Arnaud Brouquier

Directeur général Delta Sertec, entreprise qualifiée en courant faible
Président du Syndicat des installateurs et intégrateurs courant faible (S2ICF)

Les entreprises du courant faible qui n’interviennent que dans un seul domaine doivent absolument monter en compétence et s’ouvrir à d’autres spécialités à travers des formations si elles veulent rester sur ce marché.

« La qualification Courants Faibles doit devenir un Graal »

Le bâtiment intelligent redessine l’approche métier en courant faible et contraint les professionnels du secteur, représentés par le S2ICF, à monter en compétence pour s’adapter à une nouvelle donne. Pour Arnaud Brouquier, président du syndicat, cela passera par la formation et, grâce à l’action de Qualifelec, une revalorisation de la qualification.

Quel enjeu représente la mutation du bâtiment vers le « smart building » pour les métiers du courant faible que représente le S2ICF ?

Arnaud Brouquier : C’est un enjeu très important pour nous. Jusqu’à présent, tous les équipements que l’on installait dans le bâtiment – caméras de vidéoprotection, alarmes anti-intrusion, téléphones, antennes… – étaient mis en œuvre et fonctionnaient de manière autonome.

Aujourd’hui, le bâtiment est connecté, sécurisé et piloté à distance. Tous ces équipements sont en réseau, remontent de l’information en temps réel et permettent d’apporter des services aux usagers. L’« intégration » de tous ces systèmes mène à une plus grande spécialisation des métiers du courant faible.
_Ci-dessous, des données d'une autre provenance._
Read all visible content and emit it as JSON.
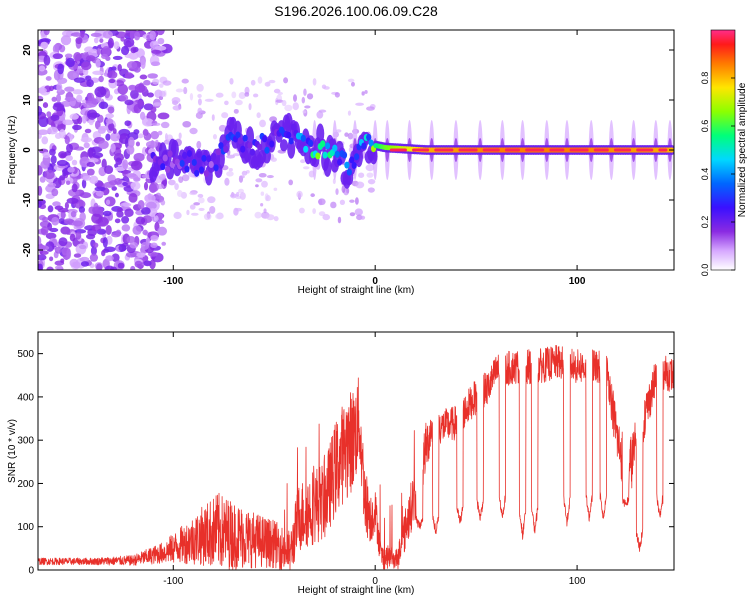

Même si les produits sont plug & play, il faut du paramétrage, de la programmation à la mise en service, solutionner des contraintes électroniques ou logicielles pour mettre tous ces équipements en musique, et enfin, les maintenir quelle que soit leur marque… C’est un métier et c’est le nôtre, celui des électrotechniciens. Nous devons le faire évoluer vers l’informatique et le faire reconnaître, notamment à travers une nouvelle appellation, le terme « courant faible » étant de plus en plus mal perçu par notre profession.

L’objectif pour ces professionnels est de prendre l’entièreté du lot courant faible des projets en tant que multispécialistes ?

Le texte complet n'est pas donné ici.